The Oireachtas should play a significant role in marking 1 May. Between 1 May and 9 May, there is a considerable period of time when the Oireachtas can do so. The first day of what will effectively be a European National Holiday will be 9 May. At the Convention, we agreed to the European anthem - "Ode to Joy", the EU flag and 9 May to be a EU-wide holiday. I am not in a position to give details, but I have given some consideration to marking this occasion. Cynicism should not be allowed to interfere with it. It is an historic occasion. The EU from the eastern boundaries of Poland, the western boundaries of Ireland, from the Arctic circle right down to Cyprus and Malta, will be one. I am proud of the role the Irish people played in this development. It should be celebrated in an appropriate way without going over the top.
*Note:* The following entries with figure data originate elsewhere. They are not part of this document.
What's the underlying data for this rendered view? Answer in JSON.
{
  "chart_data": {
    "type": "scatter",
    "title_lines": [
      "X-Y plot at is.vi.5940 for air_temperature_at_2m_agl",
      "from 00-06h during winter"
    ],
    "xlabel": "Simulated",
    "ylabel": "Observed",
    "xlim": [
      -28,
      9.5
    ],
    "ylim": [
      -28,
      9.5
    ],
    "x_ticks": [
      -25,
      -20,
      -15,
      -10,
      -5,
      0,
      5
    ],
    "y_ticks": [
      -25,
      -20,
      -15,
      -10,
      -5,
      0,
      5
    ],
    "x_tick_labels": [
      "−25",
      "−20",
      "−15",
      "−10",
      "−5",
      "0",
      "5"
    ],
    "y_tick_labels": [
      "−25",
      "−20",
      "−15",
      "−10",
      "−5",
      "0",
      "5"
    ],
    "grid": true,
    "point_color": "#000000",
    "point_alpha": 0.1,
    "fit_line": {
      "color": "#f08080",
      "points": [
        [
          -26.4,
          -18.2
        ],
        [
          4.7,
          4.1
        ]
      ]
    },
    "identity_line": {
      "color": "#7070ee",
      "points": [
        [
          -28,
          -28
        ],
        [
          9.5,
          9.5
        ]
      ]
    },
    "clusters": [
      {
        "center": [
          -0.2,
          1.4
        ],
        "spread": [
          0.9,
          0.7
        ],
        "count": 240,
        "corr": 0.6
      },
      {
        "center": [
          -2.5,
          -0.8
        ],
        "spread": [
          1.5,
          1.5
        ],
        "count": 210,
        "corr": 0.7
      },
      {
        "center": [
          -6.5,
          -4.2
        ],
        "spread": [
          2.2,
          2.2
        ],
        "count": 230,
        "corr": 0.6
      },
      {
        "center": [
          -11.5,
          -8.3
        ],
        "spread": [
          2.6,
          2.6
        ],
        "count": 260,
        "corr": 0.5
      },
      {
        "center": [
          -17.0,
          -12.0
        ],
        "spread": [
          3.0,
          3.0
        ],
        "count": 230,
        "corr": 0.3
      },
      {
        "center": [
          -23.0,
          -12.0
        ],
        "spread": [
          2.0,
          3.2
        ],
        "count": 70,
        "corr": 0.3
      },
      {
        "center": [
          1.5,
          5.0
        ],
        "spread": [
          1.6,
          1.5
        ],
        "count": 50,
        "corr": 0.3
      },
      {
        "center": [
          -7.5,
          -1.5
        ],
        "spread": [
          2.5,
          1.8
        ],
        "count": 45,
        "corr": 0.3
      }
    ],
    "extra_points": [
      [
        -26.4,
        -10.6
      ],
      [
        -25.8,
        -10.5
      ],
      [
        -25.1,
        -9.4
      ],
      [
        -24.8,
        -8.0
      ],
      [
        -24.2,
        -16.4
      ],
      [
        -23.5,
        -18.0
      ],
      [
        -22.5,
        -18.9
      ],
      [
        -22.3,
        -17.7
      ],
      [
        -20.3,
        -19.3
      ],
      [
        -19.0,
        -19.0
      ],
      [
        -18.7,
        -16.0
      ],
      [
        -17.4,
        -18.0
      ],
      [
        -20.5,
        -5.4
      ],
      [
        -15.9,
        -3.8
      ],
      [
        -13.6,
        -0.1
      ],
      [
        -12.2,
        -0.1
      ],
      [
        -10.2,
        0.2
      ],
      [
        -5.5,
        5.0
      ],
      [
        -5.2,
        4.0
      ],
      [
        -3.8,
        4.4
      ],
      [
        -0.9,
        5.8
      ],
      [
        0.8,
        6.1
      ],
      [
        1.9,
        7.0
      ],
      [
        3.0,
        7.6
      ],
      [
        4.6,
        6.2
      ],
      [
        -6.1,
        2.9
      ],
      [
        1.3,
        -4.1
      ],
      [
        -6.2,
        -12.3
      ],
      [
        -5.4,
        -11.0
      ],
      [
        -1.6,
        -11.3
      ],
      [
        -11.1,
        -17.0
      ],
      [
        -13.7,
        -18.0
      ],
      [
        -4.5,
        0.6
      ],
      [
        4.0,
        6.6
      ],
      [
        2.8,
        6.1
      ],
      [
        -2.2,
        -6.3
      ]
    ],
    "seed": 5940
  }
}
It is an interesting suggestion from the committee that the Oireachtas should play a role in this. I am interested in discussing any ideas Members have.

I know we are into free range suggestions, but as the Minister of State has put it so succinctly and enthusiastically, I suggest that this committee should invite the St. Patrick's Day Festival organisers to consider the reunification of Europe as its dominant theme.

Perhaps as an act of unification we should bring back the snakes.

What if we had a procession of floats from all the different countries instead of high school bands from Arkansas? They can come too, but they are not part of the Union.

An association agreement.

I do not want to anticipate anything that might be done around 1 May.

I note from the agenda that the Structural Funds report and the Cohesion Fund report for 2001 have been circulated. We should table those for consideration with a briefing note and put them on the agenda for a future meeting.

We have reports here on the 2,518th and 2,519th sessions of the General Affairs and External Relations Council. We also have the agenda for the 2,522nd and 2,523rd meetings. Where are the missing meetings as there must have been a 2,520th and 2,521st session?

I can assure the Deputy I do not have them. I did not notice there was a discontinuity in the numbers.

I understand it was in another format

Earlier today the inter-departmental committee - the Convention Oversight Committee - had its last meeting. Members would have met some of the officials from the committee from time to time. It should noted that our diplomatic corps and other Governmental Departments are small. There was an extraordinary effort put in for the last year. Deputies Carey and Quinn are aware of the extraordinary work done. As an ex-public servant, I am proud of the work our public service did. we were the best briefed representatives in the Convention. I look forward to the same professional approach in the Intergovernmental Conference.

The joint committee adjourned at 4 p.m.sine die.